Administrateur et éditeur en chef du "Québec humaniste"

Claude Braun a été professeur de neurosciences cognitives à l'UQAM de nombreuses années. Retraité depuis peu, Il a publié nombres de documents de recherches sur le sujet. Il a été également éditeur du "Québec laïque"  et est depuis quelques années l'éditeur en chef  de notre revue "Québec humaniste" Il a également publié "Québec Athée" en 2010. Téléchargeable gratuitement en utilisant ce lien avec  les compliments de l'auteur.

Voici un essai fort intéressant d’un ancien étudiant militaire-officier, entrepreneur, diplômé d’une maîtrise en physique de l’Université Laval, finalement, professeur de collège, nouvellement membre de l’Association humaniste du Québec.

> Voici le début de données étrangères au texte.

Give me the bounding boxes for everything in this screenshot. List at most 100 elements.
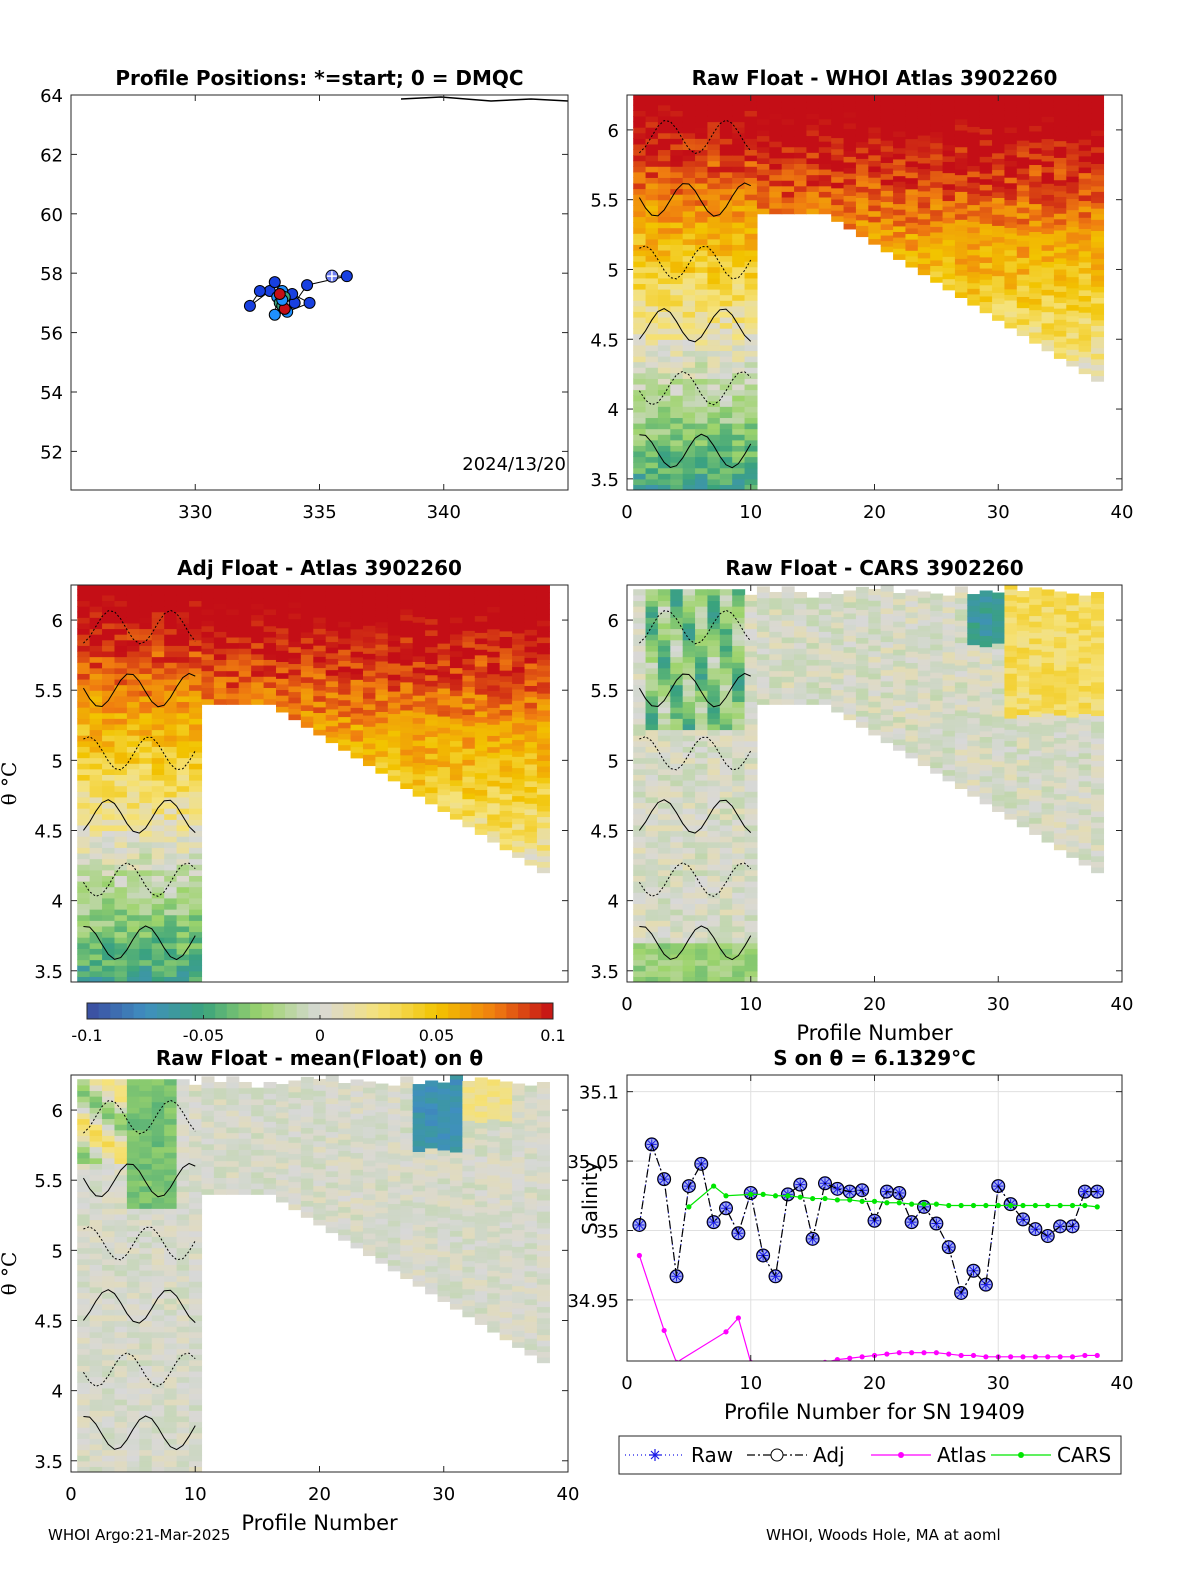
heatmap-cell [794, 96, 808, 103]
heatmap-cell [645, 445, 659, 452]
heatmap-cell [657, 199, 671, 206]
heatmap-cell [719, 600, 733, 607]
heatmap-cell [979, 652, 993, 659]
heatmap-cell [645, 914, 659, 921]
heatmap-cell [189, 622, 203, 630]
heatmap-cell [524, 713, 538, 720]
heatmap-cell [213, 670, 227, 677]
heatmap-cell [818, 202, 832, 209]
heatmap-cell [487, 690, 501, 697]
heatmap-cell [917, 95, 931, 103]
heatmap-cell [1053, 352, 1067, 359]
heatmap-cell [917, 235, 931, 242]
heatmap-cell [818, 642, 832, 649]
heatmap-cell [769, 208, 783, 215]
heatmap-cell [905, 166, 919, 173]
heatmap-cell [670, 328, 684, 335]
heatmap-cell [139, 740, 153, 747]
heatmap-cell [1066, 209, 1080, 216]
heatmap-cell [1041, 339, 1055, 346]
heatmap-cell [387, 651, 401, 658]
heatmap-cell [855, 710, 869, 717]
heatmap-cell [645, 763, 659, 770]
heatmap-cell [682, 746, 696, 753]
heatmap-cell [102, 976, 116, 982]
heatmap-cell [979, 663, 993, 670]
heatmap-cell [524, 585, 538, 591]
heatmap-cell [1029, 264, 1043, 272]
heatmap-cell [89, 585, 103, 590]
heatmap-cell [855, 158, 869, 165]
heatmap-cell [732, 115, 746, 123]
heatmap-cell [300, 609, 314, 616]
heatmap-cell [114, 751, 128, 759]
heatmap-cell [831, 638, 845, 646]
heatmap-cell [1078, 200, 1092, 207]
heatmap-cell [695, 115, 709, 123]
heatmap-cell [1016, 246, 1030, 253]
heatmap-cell [1053, 112, 1067, 119]
heatmap-cell [1016, 117, 1030, 124]
heatmap-cell [487, 679, 501, 686]
heatmap-cell [744, 953, 758, 961]
heatmap-cell [831, 661, 845, 668]
heatmap-cell [1016, 793, 1030, 800]
heatmap-cell [375, 677, 389, 684]
heatmap-cell [719, 931, 733, 938]
heatmap-cell [89, 589, 103, 596]
heatmap-cell [350, 740, 364, 748]
heatmap-cell [954, 213, 968, 220]
heatmap-cell [176, 729, 190, 736]
heatmap-cell [437, 687, 451, 695]
heatmap-cell [114, 746, 128, 753]
heatmap-cell [1029, 593, 1043, 600]
heatmap-cell [967, 706, 981, 713]
heatmap-cell [657, 802, 671, 809]
heatmap-cell [487, 718, 501, 725]
heatmap-cell [756, 163, 770, 170]
heatmap-cell [474, 778, 488, 785]
heatmap-cell [524, 775, 538, 782]
heatmap-cell [769, 676, 783, 683]
heatmap-cell [536, 698, 550, 705]
heatmap-cell [1041, 645, 1055, 652]
heatmap-cell [251, 586, 265, 593]
heatmap-cell [893, 130, 907, 138]
heatmap-cell [979, 775, 993, 782]
heatmap-cell [633, 356, 647, 363]
heatmap-cell [657, 249, 671, 257]
heatmap-cell [499, 608, 513, 615]
heatmap-cell [400, 760, 414, 767]
heatmap-cell [400, 732, 414, 739]
heatmap-cell [524, 735, 538, 743]
heatmap-cell [657, 684, 671, 691]
heatmap-cell [114, 768, 128, 775]
heatmap-cell [487, 813, 501, 821]
heatmap-cell [102, 740, 116, 747]
heatmap-cell [893, 665, 907, 673]
heatmap-cell [338, 738, 352, 746]
heatmap-cell [524, 618, 538, 625]
heatmap-cell [474, 744, 488, 751]
heatmap-cell [992, 197, 1006, 204]
heatmap-cell [1041, 322, 1055, 329]
heatmap-cell [176, 768, 190, 775]
heatmap-cell [633, 171, 647, 178]
heatmap-cell [77, 914, 91, 921]
heatmap-cell [524, 719, 538, 726]
heatmap-cell [102, 600, 116, 607]
heatmap-cell [313, 684, 327, 691]
heatmap-cell [288, 607, 302, 614]
heatmap-cell [1029, 158, 1043, 166]
heatmap-cell [164, 645, 178, 652]
heatmap-cell [707, 339, 721, 346]
heatmap-cell [670, 300, 684, 307]
heatmap-cell [1053, 642, 1067, 649]
heatmap-cell [633, 695, 647, 703]
heatmap-cell [1016, 703, 1030, 710]
heatmap-cell [657, 886, 671, 893]
heatmap-cell [1041, 825, 1055, 832]
heatmap-cell [1041, 830, 1055, 837]
heatmap-cell [843, 161, 857, 169]
heatmap-cell [633, 847, 647, 854]
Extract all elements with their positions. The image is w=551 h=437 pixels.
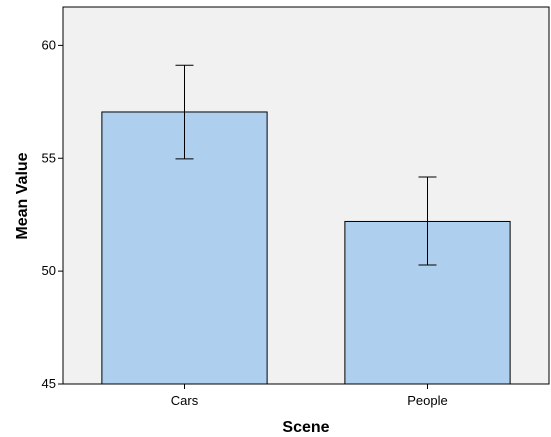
error-bars-group bbox=[175, 64, 437, 266]
y-tick-label-60: 60 bbox=[42, 37, 56, 52]
y-tick-label-50: 50 bbox=[42, 263, 56, 278]
x-axis: Cars People bbox=[171, 384, 448, 408]
x-axis-title: Scene bbox=[282, 419, 329, 436]
y-tick-label-55: 55 bbox=[42, 150, 56, 165]
x-tick-label-people: People bbox=[407, 393, 447, 408]
y-axis-title: Mean Value bbox=[14, 152, 31, 239]
y-tick-label-45: 45 bbox=[42, 376, 56, 391]
x-tick-label-cars: Cars bbox=[171, 393, 199, 408]
y-axis: 45 50 55 60 bbox=[42, 37, 63, 391]
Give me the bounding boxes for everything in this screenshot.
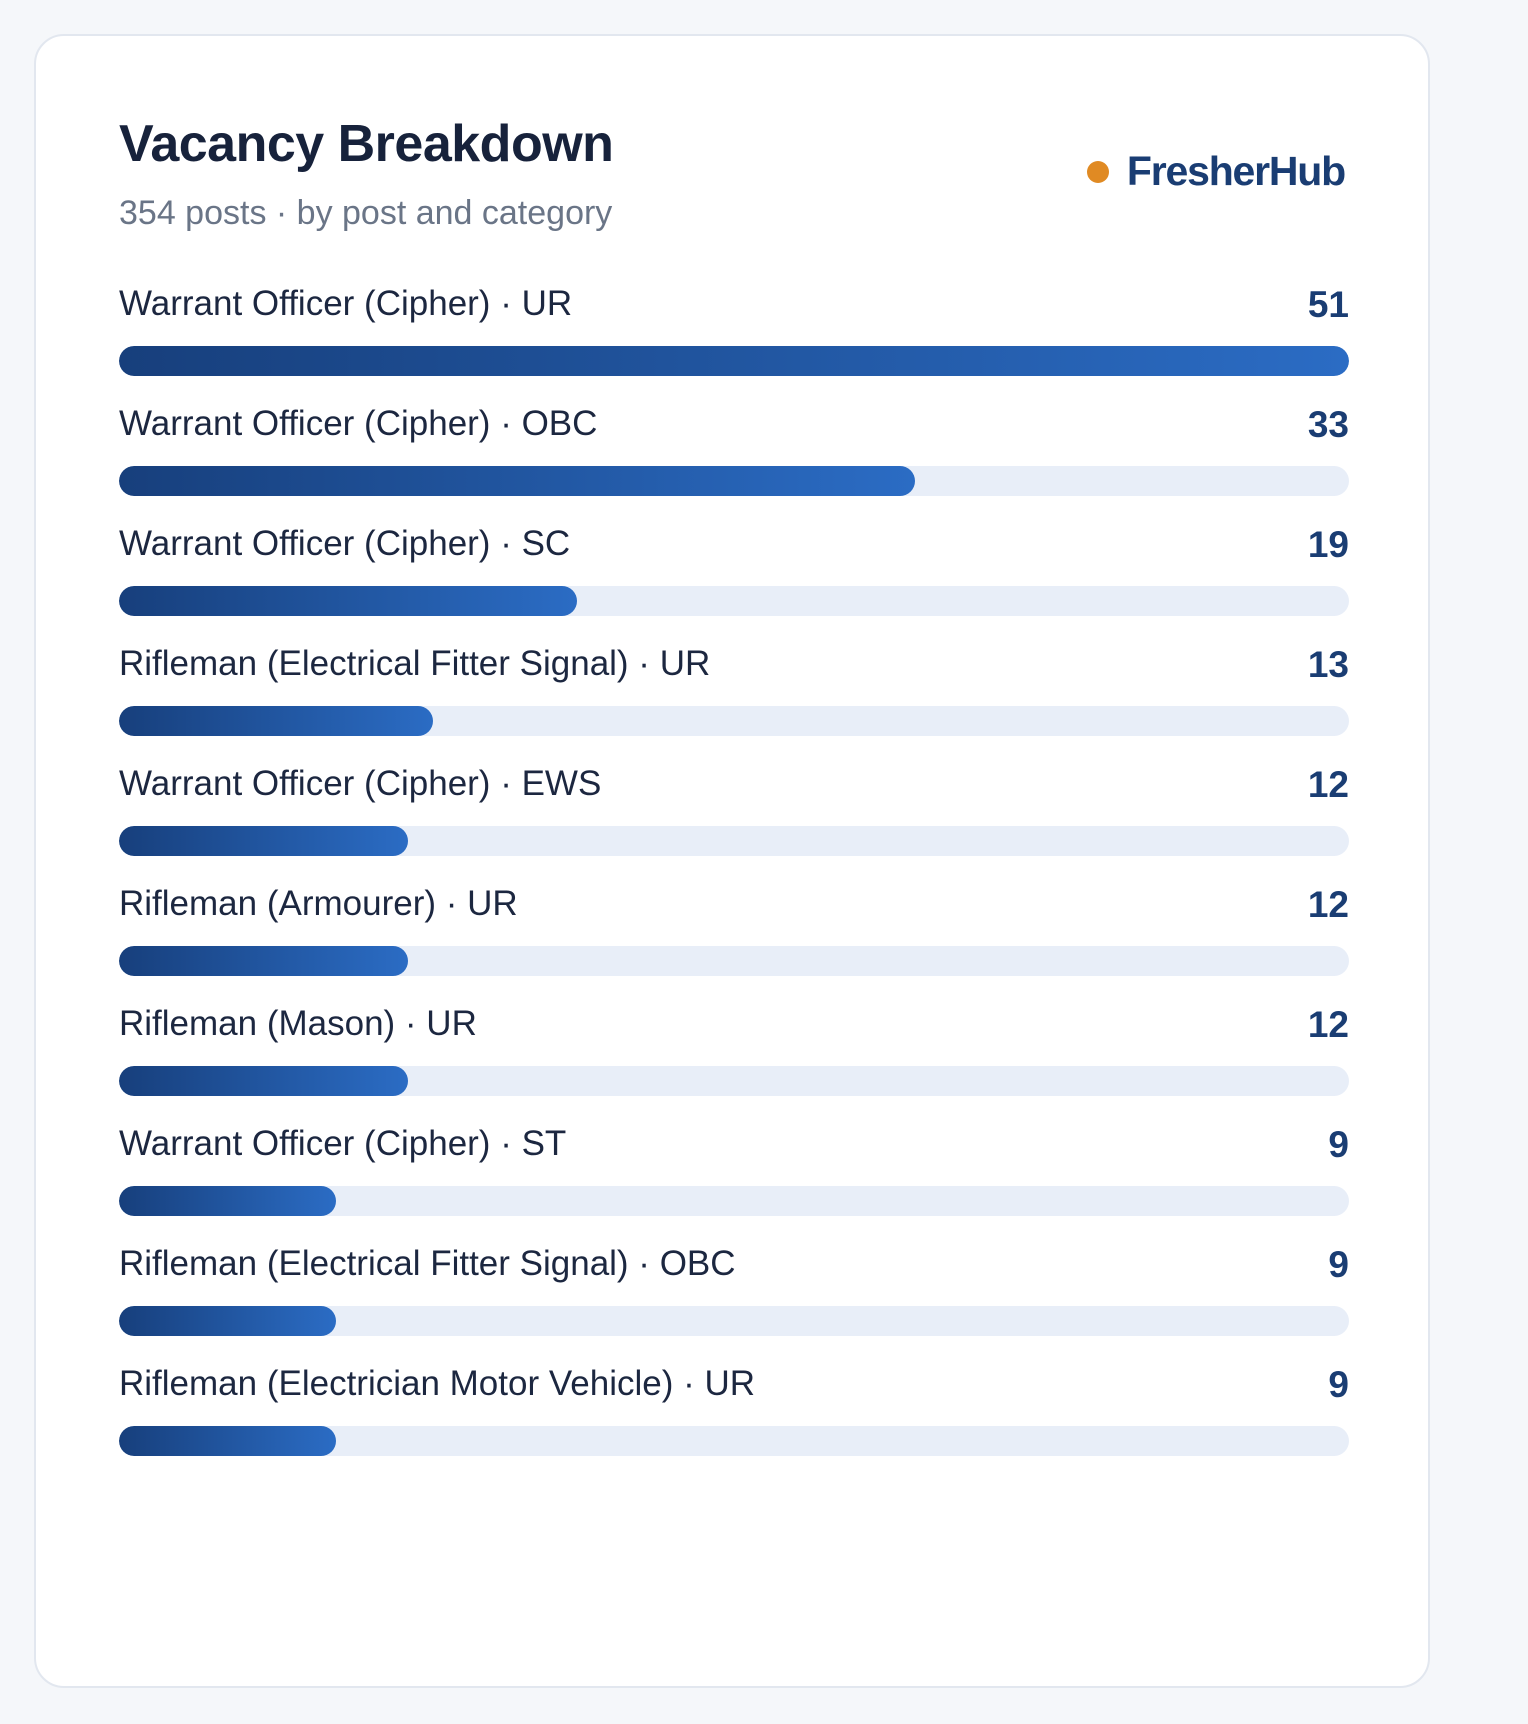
bar-value-label: 12 [1307,1004,1349,1045]
bar-value-label: 12 [1307,884,1349,925]
bar-track [119,586,1349,616]
bar-label: Rifleman (Electrical Fitter Signal) · UR [119,644,711,683]
bar-track [119,466,1349,496]
bar-track [119,946,1349,976]
bar-track [119,1426,1349,1456]
bar-track [119,1186,1349,1216]
bar-row: Warrant Officer (Cipher) · OBC 33 [119,404,1349,524]
bar [119,1426,336,1456]
card-subtitle: 354 posts · by post and category [119,194,613,232]
bar-track [119,1066,1349,1096]
bar-row: Rifleman (Electrician Motor Vehicle) · U… [119,1364,1349,1484]
bar-row: Warrant Officer (Cipher) · ST 9 [119,1124,1349,1244]
bar-row: Warrant Officer (Cipher) · EWS 12 [119,764,1349,884]
brand-name: FresherHub [1126,148,1346,194]
bar-track [119,1306,1349,1336]
bar-track [119,826,1349,856]
bar [119,826,408,856]
bar-row: Rifleman (Armourer) · UR 12 [119,884,1349,1004]
bar-value-label: 33 [1307,404,1349,445]
bar-label: Rifleman (Mason) · UR [119,1004,477,1043]
card-header: Vacancy Breakdown 354 posts · by post an… [119,114,1346,244]
bar-label: Rifleman (Electrician Motor Vehicle) · U… [119,1364,756,1403]
bar [119,346,1349,376]
brand-dot-icon [1086,160,1109,183]
brand-badge: FresherHub [1086,148,1346,195]
bar-label: Warrant Officer (Cipher) · OBC [119,404,598,443]
bar-value-label: 9 [1328,1124,1349,1165]
vacancy-breakdown-card: Vacancy Breakdown 354 posts · by post an… [34,34,1430,1688]
bar-row: Rifleman (Mason) · UR 12 [119,1004,1349,1124]
bar-row: Rifleman (Electrical Fitter Signal) · OB… [119,1244,1349,1364]
bar [119,706,433,736]
bar [119,466,915,496]
bar-track [119,706,1349,736]
bar-label: Rifleman (Armourer) · UR [119,884,518,923]
bar-row: Warrant Officer (Cipher) · SC 19 [119,524,1349,644]
bar [119,1186,336,1216]
bar-value-label: 9 [1328,1244,1349,1285]
bar [119,1306,336,1336]
bar-value-label: 13 [1307,644,1349,685]
bar-value-label: 9 [1328,1364,1349,1405]
bar-label: Warrant Officer (Cipher) · EWS [119,764,602,803]
bar-value-label: 12 [1307,764,1349,805]
bar [119,946,408,976]
bar-label: Warrant Officer (Cipher) · ST [119,1124,567,1163]
bar-track [119,346,1349,376]
bar [119,1066,408,1096]
bar-label: Warrant Officer (Cipher) · SC [119,524,571,563]
bar-chart: Warrant Officer (Cipher) · UR 51 Warrant O… [119,284,1349,1684]
bar-row: Warrant Officer (Cipher) · UR 51 [119,284,1349,404]
bar-value-label: 19 [1307,524,1349,565]
bar-label: Rifleman (Electrical Fitter Signal) · OB… [119,1244,736,1283]
card-title: Vacancy Breakdown [119,115,614,173]
bar-value-label: 51 [1307,284,1349,325]
bar-row: Rifleman (Electrical Fitter Signal) · UR… [119,644,1349,764]
bar-label: Warrant Officer (Cipher) · UR [119,284,573,323]
bar [119,586,577,616]
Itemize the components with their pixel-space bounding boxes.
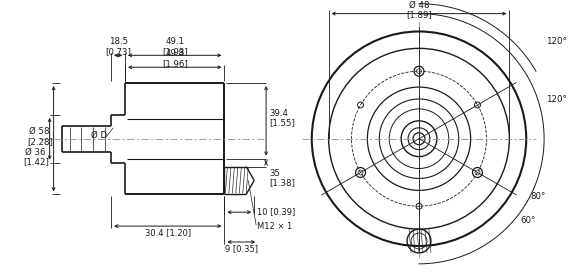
Text: 49.1
[1.93]: 49.1 [1.93] <box>162 37 188 56</box>
Text: 60°: 60° <box>520 216 536 225</box>
Text: [1.38]: [1.38] <box>269 178 295 187</box>
Text: 120°: 120° <box>546 37 567 46</box>
Text: [1.42]: [1.42] <box>23 157 48 166</box>
Text: [2.28]: [2.28] <box>27 137 52 146</box>
Text: 18.5
[0.73]: 18.5 [0.73] <box>105 37 131 56</box>
Text: Ø 48: Ø 48 <box>409 1 429 10</box>
Text: [1.55]: [1.55] <box>269 118 295 127</box>
Text: 10 [0.39]: 10 [0.39] <box>257 207 295 216</box>
Text: M12 × 1: M12 × 1 <box>257 221 292 231</box>
Text: 49.8
[1.96]: 49.8 [1.96] <box>162 49 188 68</box>
Text: 120°: 120° <box>546 95 567 104</box>
Text: 9 [0.35]: 9 [0.35] <box>225 244 258 253</box>
Text: Ø 58: Ø 58 <box>30 127 50 136</box>
Text: 35: 35 <box>269 169 280 178</box>
Text: Ø D: Ø D <box>91 131 107 140</box>
Text: [1.89]: [1.89] <box>406 10 432 19</box>
Text: 80°: 80° <box>530 192 545 201</box>
Text: 30.4 [1.20]: 30.4 [1.20] <box>145 228 191 237</box>
Text: 39.4: 39.4 <box>269 109 288 118</box>
Text: Ø 36: Ø 36 <box>26 148 46 157</box>
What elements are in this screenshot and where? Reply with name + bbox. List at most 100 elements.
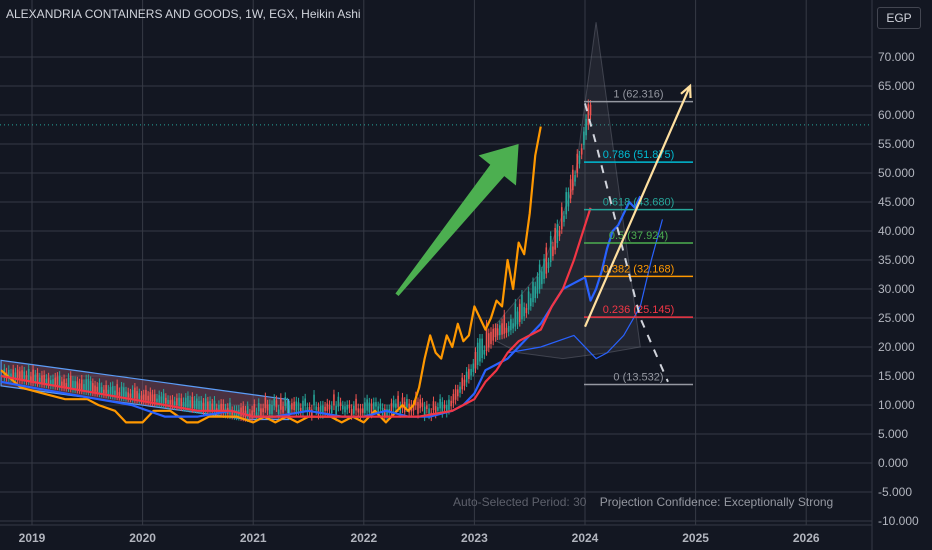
candle-body — [204, 398, 207, 411]
candle-body — [505, 327, 508, 333]
candle-body — [61, 381, 63, 387]
candle-body — [516, 311, 519, 325]
candle-body — [366, 399, 368, 411]
candle-body — [304, 398, 306, 406]
candle-body — [545, 247, 548, 274]
candle-body — [390, 403, 393, 412]
candle-body — [357, 408, 360, 413]
candle-body — [240, 407, 242, 417]
candle-body — [441, 401, 444, 414]
candle-body — [487, 333, 490, 348]
candle-body — [32, 369, 34, 382]
candle-body — [534, 286, 537, 299]
candle-body — [69, 375, 72, 388]
candle-body — [116, 384, 118, 396]
x-tick-label: 2023 — [461, 531, 488, 545]
y-tick-label: 40.000 — [878, 224, 915, 238]
y-tick-label: 60.000 — [878, 108, 915, 122]
candle-body — [149, 392, 152, 402]
candle-body — [434, 406, 437, 414]
candle-body — [419, 399, 422, 409]
candle-body — [222, 403, 225, 414]
candle-body — [94, 385, 96, 392]
candle-body — [401, 397, 404, 409]
candle-body — [160, 396, 163, 403]
candle-body — [54, 377, 57, 386]
candle-body — [406, 398, 408, 408]
candle-body — [421, 402, 424, 407]
candle-body — [134, 387, 136, 399]
candle-body — [583, 131, 585, 146]
fibonacci-levels: 1 (62.316)0.786 (51.875)0.618 (43.680)0.… — [584, 89, 693, 386]
x-tick-label: 2019 — [19, 531, 46, 545]
candle-body — [34, 374, 37, 382]
candle-body — [541, 271, 543, 285]
candle-body — [129, 393, 132, 398]
candle-body — [348, 404, 351, 409]
candle-body — [266, 404, 269, 411]
candle-body — [496, 328, 499, 336]
candle-body — [50, 380, 52, 385]
candle-body — [574, 175, 576, 182]
candle-body — [523, 307, 525, 317]
candle-body — [463, 379, 466, 386]
confidence-text: Projection Confidence: Exceptionally Str… — [599, 495, 834, 509]
candle-body — [512, 323, 514, 329]
candle-body — [72, 380, 74, 389]
candle-body — [368, 402, 371, 413]
candle-body — [120, 386, 123, 397]
candle-body — [372, 402, 375, 410]
candle-body — [479, 338, 481, 362]
status-text: Auto-Selected Period: 30 Projection Conf… — [453, 495, 833, 509]
candle-body — [105, 385, 107, 394]
candle-body — [330, 405, 333, 414]
candle-body — [111, 386, 114, 395]
candle-body — [359, 408, 362, 415]
candle-body — [89, 381, 92, 392]
candle-body — [178, 397, 180, 406]
candle-body — [131, 389, 134, 399]
candle-body — [80, 379, 83, 390]
candle-body — [52, 379, 54, 385]
candle-body — [428, 408, 430, 415]
candle-body — [180, 398, 183, 407]
candle-body — [337, 396, 340, 407]
currency-button[interactable]: EGP — [877, 7, 921, 29]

Le titre du livre est une inversion d’un célèbre aphorisme du philosophe Nietzsche proposant que les civilisations aient procédé en trois étapes. Un blogueur du journal « Le Monde » écrivait en 2005 à propos de l’aphorisme de Nietzsche :

« Les trois transformations de l’esprit sont finalement les trois grandes manifestations de la liberté. La liberté comme responsabilité, le chameau qui se charge de tous les poids, est-ce saintChristophe qui porte le poids du monde ? En faisant aujourd’hui, ce qui a fait hier, en acceptant de ne pas changer le monde et de parcourir incessamment le chemin. Il fait de la responsabilité le moyen de sa liberté. À prendre sur soi, on se libère du poids du monde. La conscience de soi est une première liberté. Rien ne change dans le stoïcisme, sauf le rapport qu’on entretient au monde, les douleurs ne sont plus le fait de forces sombres, mais celle de notre propre volonté. Mais puisque tel est notre force, refuser au maître d’être responsable de notre destin d’esclave, et se dégager de notre condition par la conscience, tout invite à poursuivre l’effort, et dépouiller le monde des chaînes qu’il nous destine. Les briser en se faisant lion. La seconde liberté est celle de la révolte. L’insoumission se transforme en révolution. Refuser les valeurs anciennes inscrites sur les écailles du dragon. Remettre en cause les évidences, celles que nous portons en nous. À la conscience de soi, s’ajoute ainsi la conscience que nos valeurs sont vaines. Il ne resterait donc qu’un désert. Notre liberté ne serait alors qu’une morne solitude, sans maître, sans valeurs, la vie serait vaine. Et Nietzsche propose une dernière transformation, le lion se transforme en enfant qui a le loisir de créer, d’inventer. Notre liberté serait donc création, faire naître du désert des oasis que personne n’a pensés. »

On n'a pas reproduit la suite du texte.